Ohio AG seeks to add former executives, regulator to lawsuit

CLEVELAND (AP) — Ohio Attorney General Dave Yost on Thursday asked a judge in Columbus to add two former FirstEnergy Corp. executives and the former chair of the Ohio utilities commission as defendants in a state racketeering lawsuit for their alleged roles in helping win passage of a tainted energy bill in 2019.

Former CEO Chuck Jones and former Senior Vice President Michael Dowling were fired by FirstEnergy in October for violating company policies and its code of conduct.

Sam Randazzo, former chair of the Public Utilities Commission of Ohio, resigned in November after FBI agents searched his Columbus townhome and FirstEnergy revealed in securities documents that top executives had paid him $4.3 million for his future help at the commission.

The three men are accused in the lawsuit of conspiring to win a $1 billion legislative bailout of two nuclear power plants — operated by a wholly owned FirstEnergy subsidiary at the time. They also are accused of working together to include in the bill an annual revenue guarantee for the company potentially worth hundreds of millions of dollars.

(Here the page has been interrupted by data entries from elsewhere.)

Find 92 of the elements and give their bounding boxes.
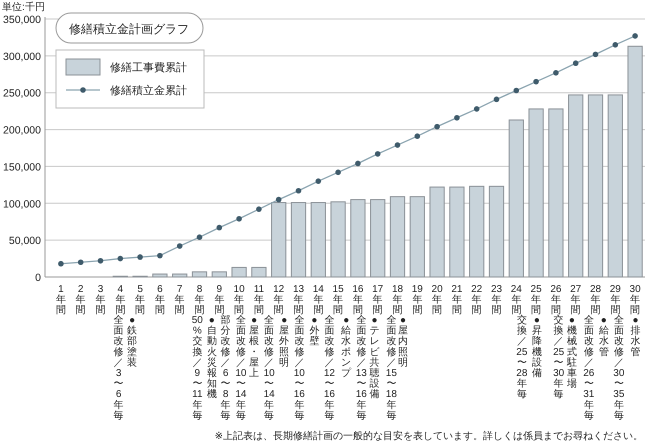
text: 全面改修／10〜16年毎 <box>294 315 305 422</box>
bar <box>568 94 584 278</box>
text: ●機械式駐車場 <box>566 315 577 390</box>
text: ●自動火災報知機 <box>206 315 217 400</box>
bar <box>449 186 465 278</box>
x-tick-label: 11年間 <box>254 284 265 316</box>
y-tick-label: 200,000 <box>3 124 42 137</box>
legend-label: 修繕工事費累計 <box>110 61 187 74</box>
x-tick-label: 15年間 <box>332 284 344 316</box>
x-tick-label: 6年間 <box>154 284 165 316</box>
x-tick-label: 28年間 <box>590 284 602 316</box>
bar <box>271 202 286 278</box>
text: 全面改修／10〜14年毎 <box>235 315 246 422</box>
x-tick-label: 30年間 <box>630 284 642 316</box>
text: 全面改修／30〜35年毎 <box>613 315 624 422</box>
text: ●テレビ共聴設備 <box>370 315 381 400</box>
text: ※上記表は、長期修繕計画の一般的な目安を表しています。詳しくは係員までお尋ねください。 <box>214 430 643 442</box>
text: ●屋外照明 <box>279 315 290 368</box>
bar <box>608 94 623 278</box>
bar <box>212 271 227 278</box>
y-tick-label: 100,000 <box>3 198 42 210</box>
x-tick-label: 29年間 <box>610 284 622 316</box>
text: ●昇降機設備 <box>532 315 542 379</box>
x-tick-label: 16年間 <box>352 284 364 316</box>
text: 交換／25〜28年毎 <box>516 314 528 400</box>
bar <box>390 196 406 278</box>
x-tick-label: 26年間 <box>550 284 562 316</box>
text: 全面改修／26〜31年毎 <box>583 315 594 422</box>
text: 交換／25〜30年毎 <box>553 314 565 400</box>
y-tick-label: 0 <box>35 272 42 284</box>
text: ●鉄部塗装 <box>127 315 138 368</box>
x-tick-label: 19年間 <box>412 284 424 316</box>
text: 全面改修／13〜16年毎 <box>356 315 367 422</box>
text: ●屋内照明 <box>398 315 408 368</box>
x-tick-label: 21年間 <box>451 284 463 316</box>
x-tick-label: 4年間 <box>115 284 126 316</box>
bar <box>251 266 267 278</box>
x-tick-label: 24年間 <box>510 284 522 316</box>
bar <box>310 202 326 278</box>
x-tick-label: 23年間 <box>490 284 502 316</box>
x-tick-label: 5年間 <box>135 284 146 316</box>
x-tick-label: 12年間 <box>273 284 285 316</box>
x-tick-label: 27年間 <box>570 284 582 316</box>
bar <box>290 202 306 278</box>
x-tick-label: 18年間 <box>392 284 404 316</box>
text: ●排水管 <box>630 315 640 358</box>
text: ●給水ポンプ <box>340 315 352 379</box>
text: 全面改修／10〜14年毎 <box>264 315 275 422</box>
bar <box>350 199 366 278</box>
bar <box>588 94 604 278</box>
text: 50%交換／9〜11年毎 <box>192 315 203 422</box>
y-tick-label: 250,000 <box>3 88 42 100</box>
bar <box>410 196 425 278</box>
bar <box>192 271 208 278</box>
x-tick-label: 1年間 <box>56 284 66 316</box>
x-tick-label: 22年間 <box>471 284 483 316</box>
bar <box>548 108 564 278</box>
y-tick-label: 50,000 <box>8 235 42 248</box>
y-tick-label: 300,000 <box>3 50 42 63</box>
x-tick-label: 8年間 <box>194 284 204 316</box>
text: ●屋根・屋上 <box>249 315 260 379</box>
text: ●給水管 <box>598 315 609 358</box>
bar <box>528 108 544 278</box>
bar <box>172 274 188 278</box>
x-tick-label: 13年間 <box>292 284 304 316</box>
y-tick-label: 350,000 <box>3 14 42 26</box>
bar <box>330 201 346 278</box>
text: 全面改修／12〜16年毎 <box>324 315 335 422</box>
x-tick-label: 2年間 <box>76 284 86 316</box>
text: 全面改修／3〜6年毎 <box>114 315 124 422</box>
text: 部分改修／6〜8年毎 <box>220 315 231 422</box>
bar <box>508 119 524 278</box>
bar <box>488 186 504 278</box>
bar <box>469 186 484 278</box>
bar <box>627 46 643 278</box>
bar <box>231 266 247 278</box>
y-tick-label: 150,000 <box>3 161 42 174</box>
chart-title: 修繕積立金計画グラフ <box>69 22 189 36</box>
legend-label: 修繕積立金累計 <box>110 84 187 97</box>
bar <box>370 199 386 278</box>
x-tick-label: 3年間 <box>96 284 106 316</box>
x-tick-label: 20年間 <box>432 284 444 316</box>
y-axis-title: 単位:千円 <box>2 1 45 13</box>
x-tick-label: 25年間 <box>530 284 542 316</box>
x-tick-label: 17年間 <box>372 284 384 316</box>
bar <box>429 186 445 278</box>
x-tick-label: 14年間 <box>312 284 324 316</box>
x-tick-label: 7年間 <box>174 284 185 316</box>
bar <box>152 274 168 278</box>
x-tick-label: 10年間 <box>234 284 246 316</box>
text: 全面改修／15〜18年毎 <box>386 315 397 422</box>
text: ●外壁 <box>309 315 320 348</box>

The amended lawsuit asks for Randazzo to forfeit the $4.3 million and repay the salary he collected as utilities commission chair from April 2019 through November 2020.

The Attorney General’s Office in a filing said the three men were added to the complaint because of new public information, including FirstEnergy’s admission of wrongdoing last month in a deferred prosecution agreement with federal prosecutors.

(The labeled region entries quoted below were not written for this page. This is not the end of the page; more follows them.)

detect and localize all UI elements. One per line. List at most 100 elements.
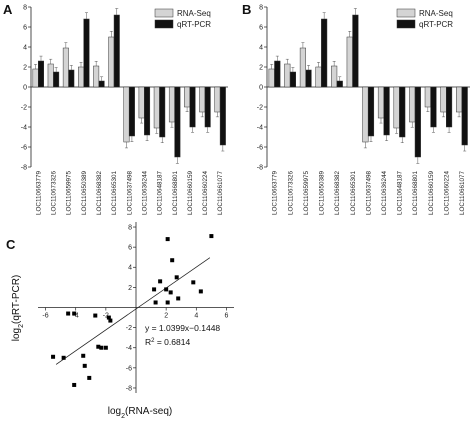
scatter-point (99, 345, 104, 350)
scatter-point (191, 280, 196, 285)
category-tick-label: LOC110636244 (381, 171, 388, 215)
rna-seq-bar (47, 63, 54, 88)
scatter-point (103, 345, 108, 350)
category-tick-label: LOC110665301 (350, 171, 357, 215)
x-axis-title: log2(RNA-seq) (108, 406, 173, 420)
y-tick-label: -4 (126, 345, 132, 352)
y-tick-label: 6 (23, 24, 27, 31)
y-tick-label: -6 (21, 144, 27, 151)
scatter-point (96, 344, 101, 349)
qrt-pcr-bar (383, 86, 390, 136)
rna-seq-bar (440, 86, 447, 113)
qrt-pcr-bar (352, 14, 359, 88)
y-tick-label: 4 (128, 265, 132, 272)
qrt-pcr-bar (461, 86, 468, 146)
scatter-point (72, 382, 77, 387)
rna-seq-bar (409, 86, 416, 123)
scatter-point (165, 237, 170, 242)
category-tick-label: LOC110668382 (96, 171, 103, 215)
category-tick-label: LOC110673326 (51, 171, 58, 215)
rna-seq-bar (377, 86, 385, 119)
regression-equation: y = 1.0399x−0.1448 (145, 323, 220, 333)
rna-seq-bar (184, 86, 191, 108)
category-tick-label: LOC110668382 (334, 171, 341, 215)
y-tick-label: -8 (21, 164, 27, 171)
category-tick-label: LOC110663779 (35, 171, 42, 215)
y-tick-label: 4 (259, 44, 263, 51)
qrt-pcr-bar (305, 69, 312, 88)
category-tick-label: LOC110659975 (303, 171, 310, 215)
x-tick-label: 2 (164, 313, 168, 320)
rna-seq-bar (214, 86, 221, 113)
category-tick-label: LOC110637498 (126, 171, 133, 215)
scatter-point (66, 311, 71, 316)
category-tick-label: LOC110648187 (157, 171, 164, 215)
rna-seq-bar (424, 86, 431, 108)
qrt-pcr-bar (204, 86, 211, 128)
rna-seq-bar (299, 47, 306, 88)
scatter-point (168, 290, 173, 295)
qrt-pcr-bar (189, 86, 196, 128)
category-tick-label: LOC110661077 (217, 171, 224, 215)
x-tick-label: -6 (42, 313, 48, 320)
category-tick-label: LOC110648187 (397, 171, 404, 215)
rna-seq-bar (62, 47, 69, 88)
scatter-point (165, 300, 170, 305)
scatter-point (87, 375, 92, 380)
rna-seq-bar (123, 86, 130, 143)
rna-seq-bar (362, 86, 369, 143)
scatter-point (209, 234, 214, 239)
category-tick-label: LOC110659975 (66, 171, 73, 215)
rna-seq-bar (393, 86, 400, 129)
scatter-point (158, 279, 163, 284)
x-tick-label: -4 (73, 313, 79, 320)
qrt-pcr-bar (446, 86, 453, 128)
y-tick-label: -2 (257, 104, 263, 111)
qrt-pcr-bar (399, 86, 406, 138)
scatter-point (82, 363, 87, 368)
qrt-pcr-bar (289, 71, 296, 88)
rna-seq-bar (346, 36, 353, 88)
scatter-point (164, 287, 169, 292)
category-tick-label: LOC110650389 (81, 171, 88, 215)
y-tick-label: 2 (259, 64, 263, 71)
legend-label: RNA-Seq (419, 9, 453, 18)
y-tick-label: -8 (126, 385, 132, 392)
legend-label: qRT-PCR (177, 20, 211, 29)
category-tick-label: LOC110637498 (365, 171, 372, 215)
rna-seq-bar (78, 66, 84, 88)
y-tick-label: 2 (128, 285, 132, 292)
panel-a-bar-chart: -8 -6 -4 -2 0 2 4 6 8 LOC110663779 LOC110673326 LOC… (21, 4, 228, 215)
y-tick-label: -4 (257, 124, 263, 131)
y-tick-label: -4 (21, 124, 27, 131)
y-tick-label: 8 (128, 224, 132, 231)
category-tick-label: LOC110673326 (287, 171, 294, 215)
y-tick-label: 8 (23, 4, 27, 11)
scatter-point (153, 300, 158, 305)
panel-b-label: B (242, 2, 251, 17)
legend-swatch (396, 8, 416, 18)
rna-seq-bar (268, 68, 275, 88)
y-tick-label: 2 (23, 64, 27, 71)
category-tick-label: LOC110660159 (428, 171, 435, 215)
qrt-pcr-bar (128, 86, 135, 137)
y-tick-label: -6 (257, 144, 263, 151)
qrt-pcr-bar (144, 86, 151, 136)
qrt-pcr-bar (53, 71, 60, 88)
r-squared-label: R2 = 0.6814 (145, 337, 190, 347)
scatter-point (72, 311, 77, 316)
rna-seq-bar (168, 86, 175, 123)
qrt-pcr-bar (98, 80, 105, 88)
scatter-point (152, 287, 157, 292)
qrt-pcr-bar (367, 86, 375, 137)
qrt-pcr-bar (336, 80, 343, 88)
scatter-point (93, 313, 98, 318)
rna-seq-bar (108, 36, 115, 88)
rna-seq-bar (153, 86, 160, 129)
scatter-point (174, 275, 179, 280)
rna-seq-bar (199, 86, 206, 113)
qrt-pcr-bar (83, 18, 90, 88)
panel-a-label: A (3, 2, 13, 17)
category-tick-label: LOC110663779 (272, 171, 279, 215)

The admission, called a statement of facts, “details the direct relationship and coordination” between the three men and former Ohio House speaker Larry Householder to help FirstEnergy, according to Yost and his attorneys.

“This is the justice system working, holding bad actors accountable,” Yost said in a statement Thursday. “To restore public trust, everyone involved in this sordid matter needs to pay a price. The goal is to leave no doubt – among politicians, the powerful and the rich – that engaging in public corruption will ruin you.”

FirstEnergy agreed to pay $230 million in penalties and adhere to a long list of reform-minded provisions to avoid criminal prosecution. Current CEO and President Steven Strah signed a statement admitting to the company’s role in secretly funding a $60 million bribery scheme.

In the original complaint filed by Yost’s office, Cincinnati and Columbus last year sought to stop the new owners of two Ohio nuclear power plants, Energy Harbor, from collecting the bailout. The Legislature repealed that portion of the energy bill in March after Energy Harbor — which in early 2020 took ownership of the plants and other FirstEnergy assets in a U.S. Bankruptcy Court deal — indicated it did not want the $150 million-a-year subsidy.

Yost announced in February that his office had reached a settlement with FirstEnergy to stop the utility’s three Ohio electric companies from receiving the revenue guarantee. FirstEnergy then said it would return $26 million to customers.

Randazzo’s attorney, Roger Sugarman, declined to comment. Messages seeking comment were left on Thursday with attorneys for Jones and Dowling. None of the men have been charged criminally. Jones and Randazzo have denied wrongdoing.

A Common Pleas judge in Columbus has placed the lawsuit on hold as criminal cases work through federal court. Householder and four associates were indicted last July on federal racketeering charges.

Householder, a Republican, and lobbyist Matt Borges have pleaded not guilty. Householder adviser Jeffrey Longstreth, lobbyist Juan Cespedes and a dark money group used by FirstEnergy and the group to fund the bribery scheme have entered guilty pleas and await sentencing. The remaining defendant, Neil Clark, died by suicide in March.

Householder was removed as speaker in July 2020 following his arrest and indictment. He was expelled from the House in June.